Gunmen have entered the Radisson Blu hotel in Bamako, Mali’s capital, and are holding 170 hostages inside the hotel.
According to a statement from the hotel’s manager, the attackers have barred the hotel’s doors and are keeping 140 guests and 30 employees inside the hotel, which is near the city’s centre and is popular among tourists and expats.
A security source told Reuters that the gunmen shouted “Allahu Akbar” (“God is Great” in Arabic) on entering the hotel, and have released some hostages, including those able to recite verses from the Koran.
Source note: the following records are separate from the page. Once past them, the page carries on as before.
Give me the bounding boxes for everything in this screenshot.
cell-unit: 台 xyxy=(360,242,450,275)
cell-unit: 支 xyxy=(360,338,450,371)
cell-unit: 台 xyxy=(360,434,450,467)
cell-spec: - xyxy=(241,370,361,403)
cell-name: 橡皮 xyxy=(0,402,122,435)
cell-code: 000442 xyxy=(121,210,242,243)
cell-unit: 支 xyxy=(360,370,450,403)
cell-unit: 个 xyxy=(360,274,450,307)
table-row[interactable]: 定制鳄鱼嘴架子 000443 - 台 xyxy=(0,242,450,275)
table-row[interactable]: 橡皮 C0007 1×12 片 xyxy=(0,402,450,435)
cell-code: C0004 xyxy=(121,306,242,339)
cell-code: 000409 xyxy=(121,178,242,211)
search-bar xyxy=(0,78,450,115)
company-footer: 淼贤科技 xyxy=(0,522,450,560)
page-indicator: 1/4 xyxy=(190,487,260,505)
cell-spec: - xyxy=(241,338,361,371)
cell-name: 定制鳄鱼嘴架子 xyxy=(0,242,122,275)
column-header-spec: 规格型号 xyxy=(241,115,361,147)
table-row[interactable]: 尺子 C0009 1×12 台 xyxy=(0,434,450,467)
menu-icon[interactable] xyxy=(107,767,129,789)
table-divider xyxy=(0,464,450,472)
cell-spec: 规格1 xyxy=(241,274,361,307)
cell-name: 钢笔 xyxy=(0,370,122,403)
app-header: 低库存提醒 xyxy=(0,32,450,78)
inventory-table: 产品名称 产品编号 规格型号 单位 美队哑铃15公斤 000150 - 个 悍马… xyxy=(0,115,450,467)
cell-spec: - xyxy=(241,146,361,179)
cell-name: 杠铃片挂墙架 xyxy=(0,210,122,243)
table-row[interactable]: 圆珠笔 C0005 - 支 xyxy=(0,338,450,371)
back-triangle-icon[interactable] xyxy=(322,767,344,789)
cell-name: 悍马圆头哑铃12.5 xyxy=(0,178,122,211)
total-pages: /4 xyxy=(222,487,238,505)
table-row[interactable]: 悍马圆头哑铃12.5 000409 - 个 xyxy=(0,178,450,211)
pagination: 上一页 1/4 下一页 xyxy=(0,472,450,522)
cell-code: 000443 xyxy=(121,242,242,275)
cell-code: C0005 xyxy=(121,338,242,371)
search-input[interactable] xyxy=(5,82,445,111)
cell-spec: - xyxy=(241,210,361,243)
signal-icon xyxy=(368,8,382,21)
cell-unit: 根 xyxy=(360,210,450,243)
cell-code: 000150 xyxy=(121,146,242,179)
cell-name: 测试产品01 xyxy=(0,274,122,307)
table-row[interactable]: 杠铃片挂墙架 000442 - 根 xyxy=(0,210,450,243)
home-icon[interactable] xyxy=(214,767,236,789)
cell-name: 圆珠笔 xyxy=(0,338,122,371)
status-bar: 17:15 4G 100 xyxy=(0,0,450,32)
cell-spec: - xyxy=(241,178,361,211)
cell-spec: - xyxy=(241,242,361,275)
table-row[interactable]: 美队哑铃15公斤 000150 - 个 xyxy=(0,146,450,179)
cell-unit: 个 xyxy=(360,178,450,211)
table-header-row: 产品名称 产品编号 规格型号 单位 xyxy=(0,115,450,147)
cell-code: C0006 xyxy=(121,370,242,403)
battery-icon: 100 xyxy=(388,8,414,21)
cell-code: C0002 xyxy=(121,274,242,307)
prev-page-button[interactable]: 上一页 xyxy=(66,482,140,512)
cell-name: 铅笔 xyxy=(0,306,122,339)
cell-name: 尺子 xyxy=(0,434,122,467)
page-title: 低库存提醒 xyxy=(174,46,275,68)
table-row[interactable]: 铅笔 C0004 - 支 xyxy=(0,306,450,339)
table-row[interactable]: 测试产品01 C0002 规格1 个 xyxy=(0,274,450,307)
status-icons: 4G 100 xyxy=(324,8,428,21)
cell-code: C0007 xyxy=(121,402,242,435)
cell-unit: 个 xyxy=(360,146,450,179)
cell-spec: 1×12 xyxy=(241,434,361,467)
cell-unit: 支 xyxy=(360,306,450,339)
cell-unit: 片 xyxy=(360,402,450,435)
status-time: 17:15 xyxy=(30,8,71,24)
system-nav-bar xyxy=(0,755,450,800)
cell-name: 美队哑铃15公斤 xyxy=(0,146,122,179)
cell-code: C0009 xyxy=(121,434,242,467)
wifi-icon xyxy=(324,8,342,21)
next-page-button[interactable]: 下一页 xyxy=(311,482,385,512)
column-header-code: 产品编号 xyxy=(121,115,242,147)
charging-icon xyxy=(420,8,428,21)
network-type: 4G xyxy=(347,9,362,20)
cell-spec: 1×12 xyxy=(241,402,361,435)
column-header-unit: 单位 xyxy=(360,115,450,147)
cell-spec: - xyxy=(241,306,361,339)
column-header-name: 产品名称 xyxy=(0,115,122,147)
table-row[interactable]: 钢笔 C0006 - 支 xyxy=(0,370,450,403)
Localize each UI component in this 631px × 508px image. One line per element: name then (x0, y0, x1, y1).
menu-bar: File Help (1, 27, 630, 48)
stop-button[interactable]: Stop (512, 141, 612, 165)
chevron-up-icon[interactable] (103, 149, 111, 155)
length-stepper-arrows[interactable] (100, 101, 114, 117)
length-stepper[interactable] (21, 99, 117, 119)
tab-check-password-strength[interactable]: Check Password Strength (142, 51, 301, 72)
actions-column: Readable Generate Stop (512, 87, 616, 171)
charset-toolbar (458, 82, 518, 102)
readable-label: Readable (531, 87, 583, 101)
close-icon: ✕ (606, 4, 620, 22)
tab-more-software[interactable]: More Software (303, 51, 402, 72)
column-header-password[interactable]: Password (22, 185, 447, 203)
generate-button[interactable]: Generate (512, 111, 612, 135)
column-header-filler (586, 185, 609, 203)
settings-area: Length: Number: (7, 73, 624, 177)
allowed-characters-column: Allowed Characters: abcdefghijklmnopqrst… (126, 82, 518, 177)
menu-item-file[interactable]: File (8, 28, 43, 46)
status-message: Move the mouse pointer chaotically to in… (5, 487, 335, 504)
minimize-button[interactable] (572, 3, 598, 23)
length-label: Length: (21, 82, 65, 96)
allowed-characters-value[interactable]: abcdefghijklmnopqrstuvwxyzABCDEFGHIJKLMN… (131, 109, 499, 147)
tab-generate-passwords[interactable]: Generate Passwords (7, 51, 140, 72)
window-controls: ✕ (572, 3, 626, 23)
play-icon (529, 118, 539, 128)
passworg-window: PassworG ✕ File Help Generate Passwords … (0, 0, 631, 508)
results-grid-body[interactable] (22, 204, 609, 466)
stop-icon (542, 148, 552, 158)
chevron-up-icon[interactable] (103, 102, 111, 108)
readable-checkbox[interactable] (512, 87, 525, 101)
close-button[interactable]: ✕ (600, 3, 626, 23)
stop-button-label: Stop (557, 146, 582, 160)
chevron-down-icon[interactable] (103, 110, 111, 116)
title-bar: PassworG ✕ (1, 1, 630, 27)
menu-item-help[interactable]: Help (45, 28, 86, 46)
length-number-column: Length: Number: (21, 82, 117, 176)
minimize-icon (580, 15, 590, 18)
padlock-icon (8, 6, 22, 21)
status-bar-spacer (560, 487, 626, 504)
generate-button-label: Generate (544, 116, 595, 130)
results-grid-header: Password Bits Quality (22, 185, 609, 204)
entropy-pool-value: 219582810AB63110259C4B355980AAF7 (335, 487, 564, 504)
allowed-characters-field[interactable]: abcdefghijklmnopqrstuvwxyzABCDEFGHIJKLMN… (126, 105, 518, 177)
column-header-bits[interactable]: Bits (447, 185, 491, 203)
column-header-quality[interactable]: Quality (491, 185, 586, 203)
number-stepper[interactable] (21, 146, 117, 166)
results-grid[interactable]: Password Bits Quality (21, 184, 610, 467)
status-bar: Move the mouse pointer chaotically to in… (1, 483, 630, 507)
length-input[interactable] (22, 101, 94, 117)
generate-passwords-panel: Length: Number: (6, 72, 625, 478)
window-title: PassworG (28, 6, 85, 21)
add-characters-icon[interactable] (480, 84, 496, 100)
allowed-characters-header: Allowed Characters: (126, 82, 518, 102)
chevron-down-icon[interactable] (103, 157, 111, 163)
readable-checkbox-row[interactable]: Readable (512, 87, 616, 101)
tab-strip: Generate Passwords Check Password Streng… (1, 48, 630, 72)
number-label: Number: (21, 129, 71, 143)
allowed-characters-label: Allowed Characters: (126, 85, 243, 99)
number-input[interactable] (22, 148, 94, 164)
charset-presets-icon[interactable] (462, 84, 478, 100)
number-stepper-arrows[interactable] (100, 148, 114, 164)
Thirteen people were killed in another attack in Sevare, another Malian town, in August.
Update: 21/11
Late on Friday, Malian special forces managed to enter the hotel and kill at least two of the gunmen. Nineteen other people were killed and seven were wounded.
Ibrahim Boubacar Këita, Mali’s president, declared a national state of emergency on Friday night.
Meanwhile, Brussels is on lockdown in response to what the government is calling a “precise” and “imminent” threat of a Paris-style attack. Shopping centres are closed and the metro is not running.
There are reports of a suicide bombing in Cameroon which left 10 dead. Officials suspect this was the work of Boko Haram, the Islamist group who also set off a bomb in a market in Nigeria last week, killing 32.